2. Als Arbeitnehmer i.S. des § 2 Abs. 2 Nr. 1 Alt. 1 FreizügG/EU 2004 ist auch anzusehen, wer eine Tätigkeit im Lohn- oder Gehaltsverhältnis ausübt, mit der er weniger verdient, als im betreffenden Mitgliedstaat als Existenzminimum angesehen wird; außer Betracht bleiben lediglich Tätigkeiten, mit einem geringen Umfang der Arbeitszeit von wöchentlich drei bis zu zehn Stunden, so dass sie sich als völlig untergeordnet und unwesentlich darstellen.
3. Die Regelung des § 7 Abs. 1 S. 2 Nr. 2 SGB 2 ist europarechtskonform.
4. Der von der Bundesregierung mit Wirkung zum 19.12.2011 erklärte Vorbehalt nach Art 16 Buchst b EuFürsAbk gegen die Anwendung des EuFürsAbk auf die Leistungen nach SGB 2 ist wirksam und schließt Staatsangehörige der Signatarstaaten (hier Spanien) vom Leistungsbezug aus, Entgegen LSG Berlin-Potsdam, Beschluss vom 20.Juni 2012 - L 19 AS 1294/12 B ER und vom 09.Mai 2012 - L 19 AS 794/12 B ER.
5. Soweit es sich bei den Leistungen nach dem SGB 2 nicht um "besondere beitragsunabhängige" im Sinne des Art. 70 Abs. 2 VO 883/04 handelt, sie reine Fürsorgeleistungen sind, sind sie weiterhin bereits nach Art. 3 Abs. 5 VO 883/04 nicht von den Koordinierungsvorschriften erfasst. Die Vorschrift des § 7 Abs. 1 S. 2 Nr. 2 SGB 2 regelt allein einen Ausschluss von reinen Fürsorgeleistungen i. S. des Art. 3 VO 883/2004, Anschluss an LSG Berlin Brandenburg, Beschluss vom 10. Mai 2012 - L 20 AS 802/12 B ER.
Tenor
Auf die Beschwerde des Antragsgegners wird der Beschluss des Sozialgerichts Berlin vom 12. April 2012 geändert.
Der Antrag auf Erlass einer einstweiligen Anordnung wird in vollem Umfang abgelehnt.
Außergerichtliche Kosten sind für beide Rechtszüge nicht zu erstatten.
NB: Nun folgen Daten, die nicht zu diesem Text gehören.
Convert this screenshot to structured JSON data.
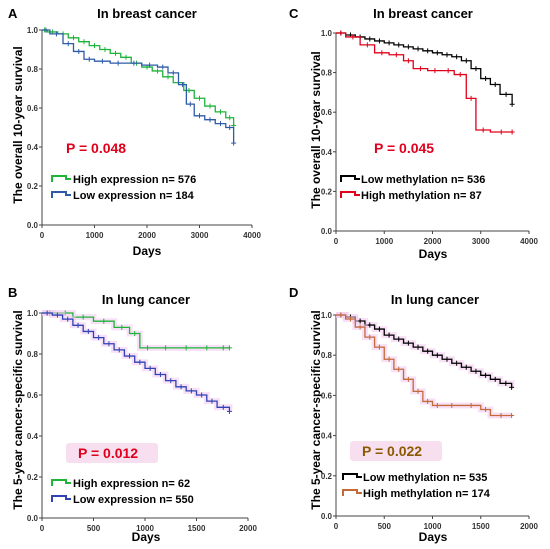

Dem Antragsteller wird für das Beschwerdeverfahren vor dem Landessozialgericht Berlin-Brandenburg Prozesskostenhilfe ohne Ratenzahlung bewilligt und Rechtsanwalt M A, K . , B, beigeordnet.
Gründe
I.
Der Antragsteller begehrt im Wege der einstweiligen Anordnung Leistungen zur Sicherung des Lebensunterhaltes nach dem Zweiten Buch Sozialgesetzbuch (SGB II).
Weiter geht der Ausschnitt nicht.